Asian American Women: Why Their Stories Matter
By Tran T. Doan
“A friend is someone who gives you total freedom to be yourself-and especially to feel, or not feel. Whatever you happen to be feeling at any moment is fine with them. That’s what real love amounts to - letting a person be what he (she) really is.”
Mallory and I grabbed lunch today. Mallory is a PhD student. She listened with such an open heart and mind. She validated my lived experiences with such ease and empathy, for she has a similar background. Today in my early 30s, I realized that I have never swapped stories with another Asian American woman before.
I have family members yes, but we never talked about experiences of oppression or difficulty with navigating identities. Mallory was the closest to simulating this much yearned for conversation. She is Cambodian American, and she also resonated with coming to terms with her family’s history and refugee story. She mentioned the genocide that occurred in the four years after the Vietnam War. Through her, I’ve expanded my research into the Vietnam War beyond the country’s borders and considered more deeply of other Southeast Asian nations impacted by it.
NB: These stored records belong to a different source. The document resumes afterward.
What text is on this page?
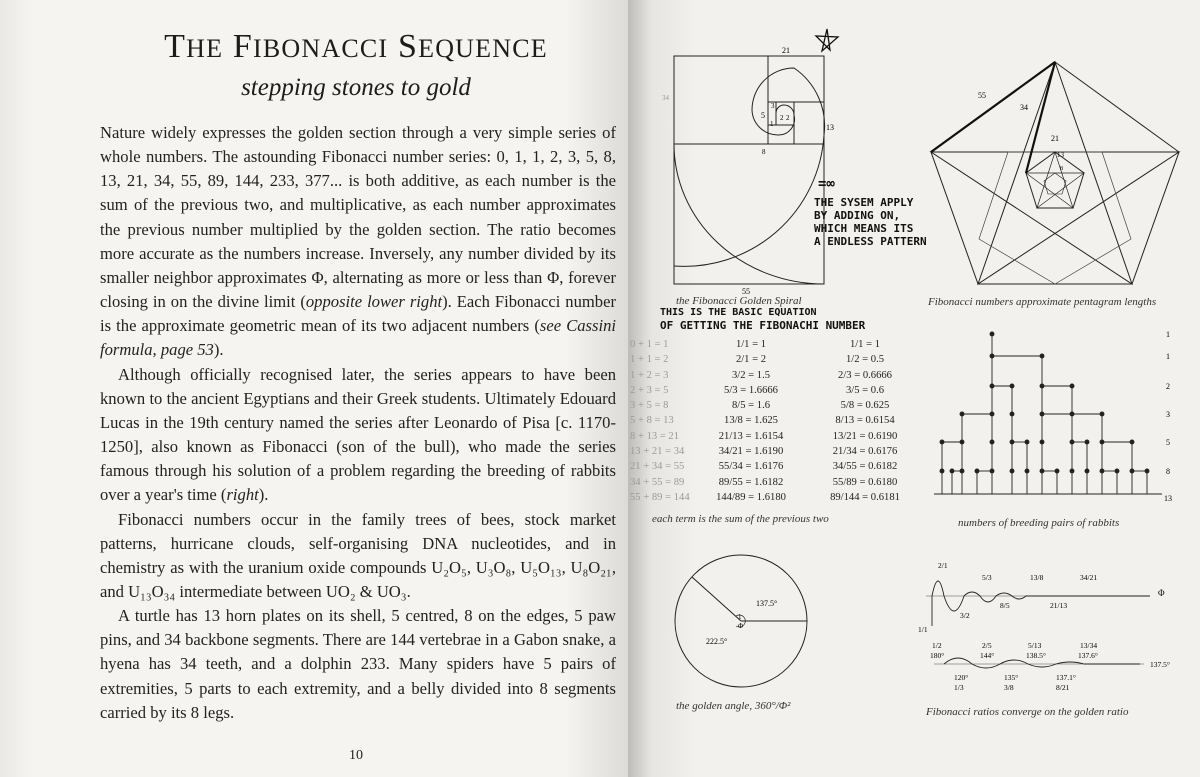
THE FIBONACCI SEQUENCE
stepping stones to gold

Nature widely expresses the golden section through a very simple series of whole numbers. The astounding Fibonacci number series: 0, 1, 1, 2, 3, 5, 8, 13, 21, 34, 55, 89, 144, 233, 377... is both additive, as each number is the sum of the previous two, and multiplicative, as each number approximates the previous number multiplied by the golden section. The ratio becomes more accurate as the numbers increase. Inversely, any number divided by its smaller neighbor approximates Φ, alternating as more or less than Φ, forever closing in on the divine limit (opposite lower right). Each Fibonacci number is the approximate geometric mean of its two adjacent numbers (see Cassini formula, page 53).

Although officially recognised later, the series appears to have been known to the ancient Egyptians and their Greek students. Ultimately Edouard Lucas in the 19th century named the series after Leonardo of Pisa [c. 1170-1250], also known as Fibonacci (son of the bull), who made the series famous through his solution of a problem regarding the breeding of rabbits over a year's time (right).

Fibonacci numbers occur in the family trees of bees, stock market patterns, hurricane clouds, self-organising DNA nucleotides, and in chemistry as with the uranium oxide compounds U₂O₅, U₃O₈, U₅O₁₃, U₈O₂₁, and U₁₃O₃₄ intermediate between UO₂ & UO₃.

A turtle has 13 horn plates on its shell, 5 centred, 8 on the edges, 5 paw pins, and 34 backbone segments. There are 144 vertebrae in a Gabon snake, a hyena has 34 teeth, and a dolphin 233. Many spiders have 5 pairs of extremities, 5 parts to each extremity, and a belly divided into 8 segments carried by its 8 legs.

10
21
34
5
3
2 2
1	13
8
55
the Fibonacci Golden Spiral
=∞
THE SYSEM APPLY
BY ADDING ON,
WHICH MEANS ITS
A ENDLESS PATTERN
THIS IS THE BASIC EQUATION
OF GETTING THE FIBONACHI NUMBER
55
34
21
13
8
Fibonacci numbers approximate pentagram lengths
0 + 1 = 1	1/1 = 1	1/1 = 1
1 + 1 = 2	2/1 = 2	1/2 = 0.5
1 + 2 = 3	3/2 = 1.5	2/3 = 0.6666
2 + 3 = 5	5/3 = 1.6666	3/5 = 0.6
3 + 5 = 8	8/5 = 1.6	5/8 = 0.625
5 + 8 = 13	13/8 = 1.625	8/13 = 0.6154
8 + 13 = 21	21/13 = 1.6154	13/21 = 0.6190
13 + 21 = 34	34/21 = 1.6190	21/34 = 0.6176
21 + 34 = 55	55/34 = 1.6176	34/55 = 0.6182
34 + 55 = 89	89/55 = 1.6182	55/89 = 0.6180
55 + 89 = 144	144/89 = 1.6180	89/144 = 0.6181
each term is the sum of the previous two
1
1
2
3
5
8
13
numbers of breeding pairs of rabbits
137.5°
1
Φ
222.5°
the golden angle, 360°/Φ²
2/1
5/3	13/8	34/21
3/2
8/5	21/13
1/1
Φ
1/2
180°
2/5
144°
5/13
138.5°
13/34
137.6°
120°
1/3
135°
3/8
137.1°
8/21
137.5°
Fibonacci ratios converge on the golden ratio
I underestimated the power of speaking to people who look and think like me. I always felt like the odd duck out of almost every space I’m in. Previously, I never sought relationships with people of Asian heritage other than my family members. In fact, I saw them as rivals. I wanted to be special and other Asians are competition, both in academia and personality.
Now, I don’t feel that way anymore. Now, being the only Asian in the room just feels lonely. I don’t want to be the only Asian in the room anymore. I don’t want to be the only Vietnamese person in the room anymore. To me, being Vietnamese is just as important as being American. Historically, my American citizenship was associated with opportunities and privilege. Today, I am in the midst of my journey that redefines my relationship of being Vietnamese to be one of strength, intrigue, grace, and endurance rather than of shame, isolation, and exoticism.
*Name has been changed. Lunch actually occurred sometime in October of 2018.